Pour son premier long-métrage, le réalisateur italien Giovanni Aloi a choisi de s'intéresser aux militaires de l’opération Sentinelle à Paris. Il explique pourquoi : "J’étais à Paris au moment des attentats en 2015. En deux jours, la ville a complètement changé. Je n’avais jamais perçu un tel silence dans la capitale, une telle terreur. Suite à la déclaration de l’état d’urgence, la présence des militaires en patrouille dans les rues, fusils mitrailleurs à la main, est devenue chose commune. Je les ai beaucoup observés à ne rien faire pendant des heures. Et cette inactivité m’a surpris. Avec ces militaires, j’étais face à un paradoxe : celles et ceux qui deviennent soldats ont choisi ce métier pour se rendre utiles à la société ; or, en tant que sentinelles, ils se retrouvent désœuvrés."
Après des études d’Histoire de l’art à Bologne et d’Arts plastiques à Paris VIII, Giovanni Aloi réalise plusieurs courts métrages dont A Passo d’uomo et E.T.E.R.N.I.T, sélectionné au Festival de Venise en 2015.
Le titre du film fait référence à Charlie Hebdo. Après l'attaque, Manuel Valls avait décrété que la France était entrée en guerre contre le terrorisme. Giovanni Aloi précise : "En tant que spectateurs, nous baignons tous les jours dans les images médiatiques de conflits armés. Mais c’est très difficile de se représenter ce que veut dire une guerre contre une menace invisible. Emmanuel Macron vient encore de déclarer que "nous étions en guerre" à propos de l’épidémie, de même Giuseppe Conte qui parle d’un "ennemi invisible". Il est devenu commun que les gouvernements entretiennent leur pouvoir par la peur et justifient ainsi la présence de l’armée dans les rues."
Anthony Bajon, nommé au César du meilleur espoir pour La Prière (2018) et Au nom de la terre (2019), joue le personnage principal. Giovanni Aloi raconte : "Il y a, dans son éducation, une défaillance familiale, un vide qu’il cherche à combler. Il est en quête de sens, il a besoin d’ordre, et cet ordre il va le chercher dans l’armée. Dans les rues de Paris, il découvre un univers hostile : il est confronté à une sociologie qui lui est étrangère et qui le regarde avec méfiance et mépris... Les soldats sont principalement issus des classes populaires, ils viennent des banlieues ou des campagnes, et beaucoup sont enfants d’immigrés. Arrivés à Paris, ils se retrouvent au cœur de la cassure de la société. C’est cette cassure qui est au centre de La Troisième guerre."

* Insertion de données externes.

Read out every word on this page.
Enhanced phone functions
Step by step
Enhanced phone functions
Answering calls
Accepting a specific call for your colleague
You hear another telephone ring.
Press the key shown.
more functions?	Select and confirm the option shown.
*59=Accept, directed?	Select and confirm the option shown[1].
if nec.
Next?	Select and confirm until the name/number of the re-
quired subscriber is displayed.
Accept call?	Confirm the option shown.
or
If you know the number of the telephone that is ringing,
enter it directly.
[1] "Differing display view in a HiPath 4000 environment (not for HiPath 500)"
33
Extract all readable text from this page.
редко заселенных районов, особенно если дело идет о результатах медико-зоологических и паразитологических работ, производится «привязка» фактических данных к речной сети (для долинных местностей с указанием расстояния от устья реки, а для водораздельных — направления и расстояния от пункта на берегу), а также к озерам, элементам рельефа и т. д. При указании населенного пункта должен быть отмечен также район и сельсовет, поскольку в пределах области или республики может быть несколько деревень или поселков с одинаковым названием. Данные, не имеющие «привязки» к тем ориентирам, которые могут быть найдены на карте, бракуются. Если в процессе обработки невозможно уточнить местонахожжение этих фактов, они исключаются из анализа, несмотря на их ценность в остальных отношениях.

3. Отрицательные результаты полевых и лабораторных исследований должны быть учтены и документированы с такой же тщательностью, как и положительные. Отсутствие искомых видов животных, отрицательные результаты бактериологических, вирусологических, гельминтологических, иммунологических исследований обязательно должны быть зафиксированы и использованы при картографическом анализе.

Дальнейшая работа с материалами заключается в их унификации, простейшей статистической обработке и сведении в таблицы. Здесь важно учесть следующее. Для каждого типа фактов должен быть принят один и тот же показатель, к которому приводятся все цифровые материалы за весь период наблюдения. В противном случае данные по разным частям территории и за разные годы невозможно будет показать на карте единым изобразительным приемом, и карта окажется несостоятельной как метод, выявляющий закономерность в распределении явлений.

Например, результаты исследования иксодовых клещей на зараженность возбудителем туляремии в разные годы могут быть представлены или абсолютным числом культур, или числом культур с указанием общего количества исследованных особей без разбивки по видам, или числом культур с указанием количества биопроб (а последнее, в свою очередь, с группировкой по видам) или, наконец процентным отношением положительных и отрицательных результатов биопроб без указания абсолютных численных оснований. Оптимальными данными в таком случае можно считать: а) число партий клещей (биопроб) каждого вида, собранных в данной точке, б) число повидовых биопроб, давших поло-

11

Giovanni Aloi et le scénariste Dominique Baumard ont rencontré plusieurs anciens militaires issus d’opérations Sentinelle en amont du tournage : "Nous nous sommes familiarisés avec leur langage, mais également avec la façon dont ils regardent la ville, à la recherche d’éventuels suspects. L’inactivité et le sentiment d’inutilité provoquent de nombreuses dépressions et beaucoup quittent l’armée. Sur le plateau, nous avions un conseiller militaire qui donnait aux acteurs des consignes précises quant aux gestes, aux mouvements, au maniement des armes, à la façon de regarder", se rappelle le metteur en scène.
Mis à part La Troisième guerre, Leïla Bekhti et Karim Leklou étaient au casting d'Un prophète (2009) et La Source des femmes (2011).
La Troisième guerre emprunte au film de guerre, mais également au thriller politique paranoïaque. Ainsi, Taxi Driver et Dillinger est mort font office de références pour Giovanni Aloi. Mais pas uniquement, comme l'explique le cinéaste : "L’observation de la ville à travers les yeux d’un personnage qui part à la dérive correspondait bien à une atmosphère post-attentat. Nous avons aussi revu Serpico... Mais je crois que l’inspiration principale est Le Désert des Tartares de Dino Buzzati : le soldat dans l’attente qui sombre dans la folie, les états d’âme liés à l’attente, l’importance de la fatigue au même titre que l’action."
A travers le filtre du personnage de Corvard, Giovanni Aloi a cherché à filmer Paris de telle sorte à ce que la ville apparaisse de manière menaçante. "Epouser sa méfiance grandissante, c’était l’occasion de filmer Paris de manière inédite. A travers le regard de Corvard, l’idée était d’amener le spectateur à modifier sa perception des lieux familiers tels qu’il les connait, que ce soit dans son quotidien ou dans son imaginaire. L’objectif est qu’au cours du film, vous vous surprenez à vous demander “y a-t-il un réel danger à Paris aujourd’hui ?” La Troisième guerre est un film sur la vision, sur l’observation. Au plus près de ces soldats, chaque coin de rue abrite un terroriste en puissance, chaque voiture est potentiellement piégée, chaque fenêtre cache un tireur isolé", raconte le metteur en scène.